We sought to determine whether the SA/ANC PI may provide additional prognostic information within the NCCN-IPI RG. No statistics could be calculated within the L-RG due to the low number of deaths - 9.5% (4/42), and in the H-RG due to the low number of patients (n=14), respectively. However, within the LI-RG the SA/ANC PI allowed us to discriminate 3 subgroups, characterized by significant differences in the OS (p<0.001): no patient within the P-RG was alive at 5years and the median OS was only 1.13 years; while 5-years OS was 77% and 87.7% in the I-RG and F-RG, respectively, and the median was not reached in both RG. Similarly, within the NCCN-IPI HI-RG the application of SA/ANC PI allowed us to discriminate 3 subgroups, characterized by significant differences in OS: no patient within the P-RG was alive at 5 years and the median OS was 1.29 years; while 5-years OS was 30.6% (median OS - 1.66 yrs) in the I-RG and 100% (median OS not reached) in the F-RG. The introduction of the SA/ANC PI allowed for defining favorable subgroups within the IPI LI- and HI RGs with 5-yrs OS comparable to IPI L-RG.

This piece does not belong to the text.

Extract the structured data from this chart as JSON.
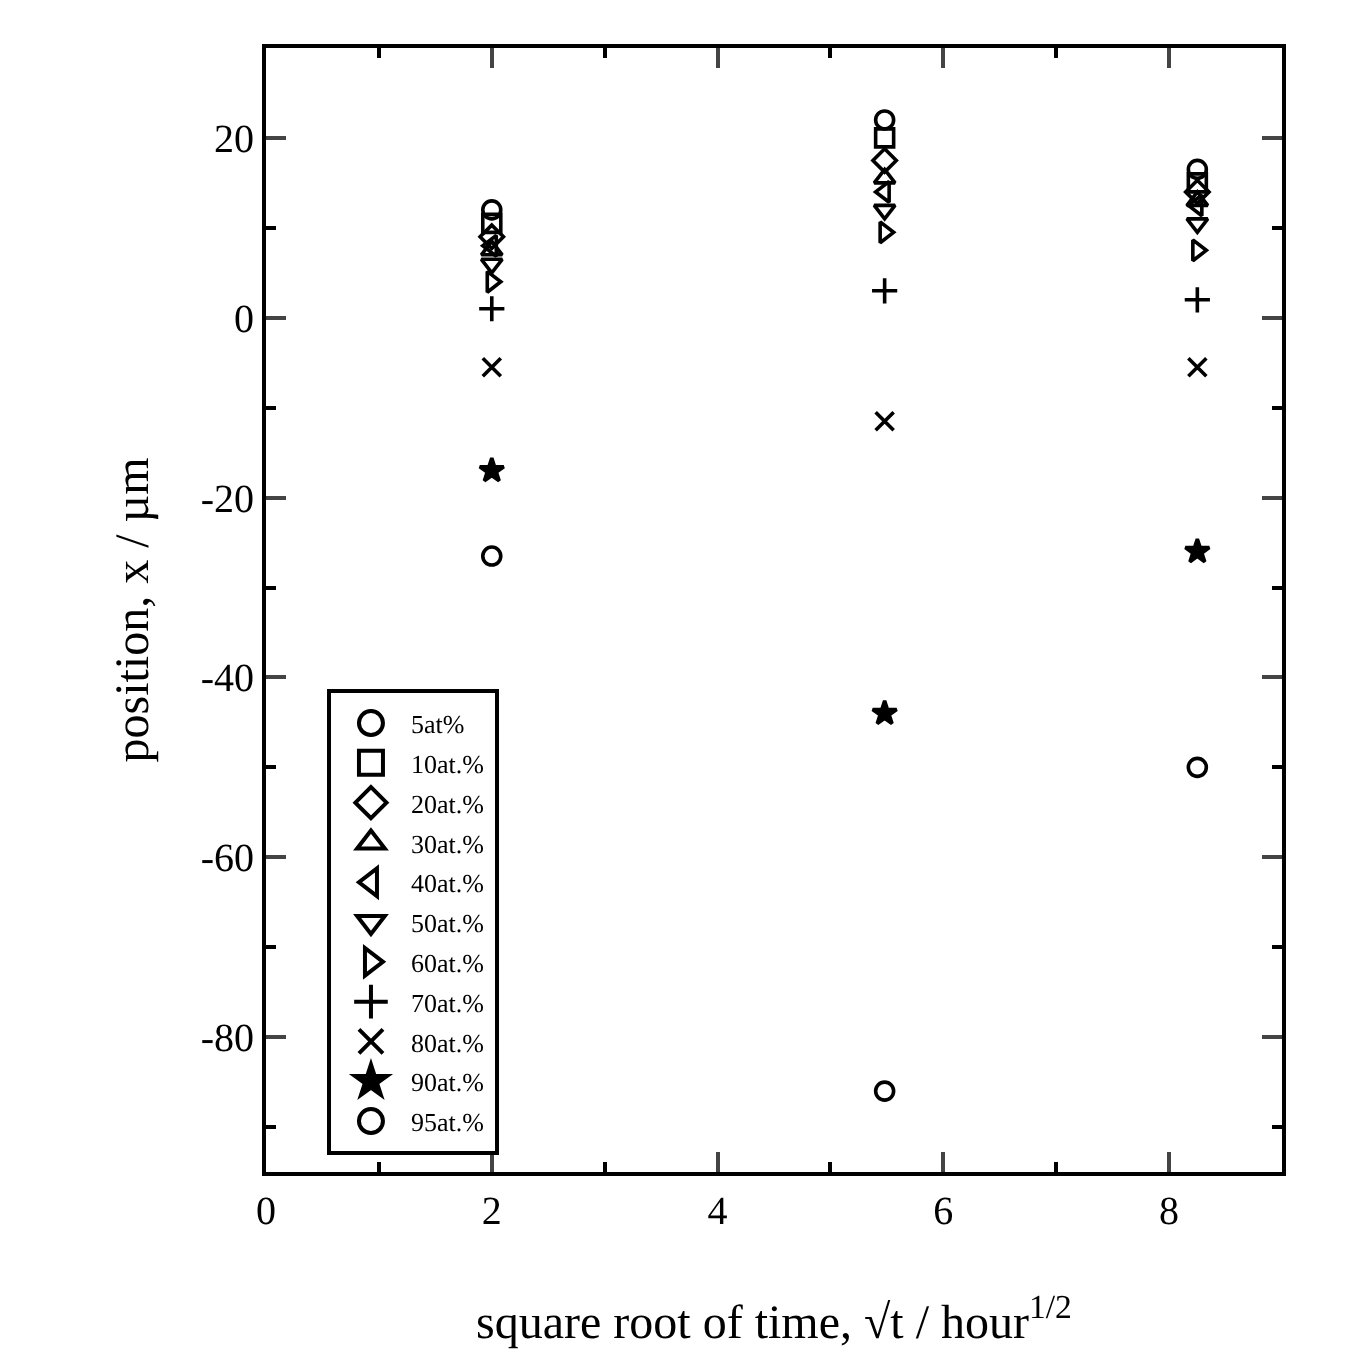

Conclusion: The present study provided evidence for the independent prognostic significance ofSA and ANC in regard to survival in patients with PN-DLBCL. Adding these variables to prognostic models such as the NCCN-IPI score might improve the predictive ability, particularly within the NCCN-IPI LI and HI risk groups, where the introduction of SA/LMR PI allowed for identifying favorable subgroups comparable to the NCCN-IPI L-RG in terms of OS.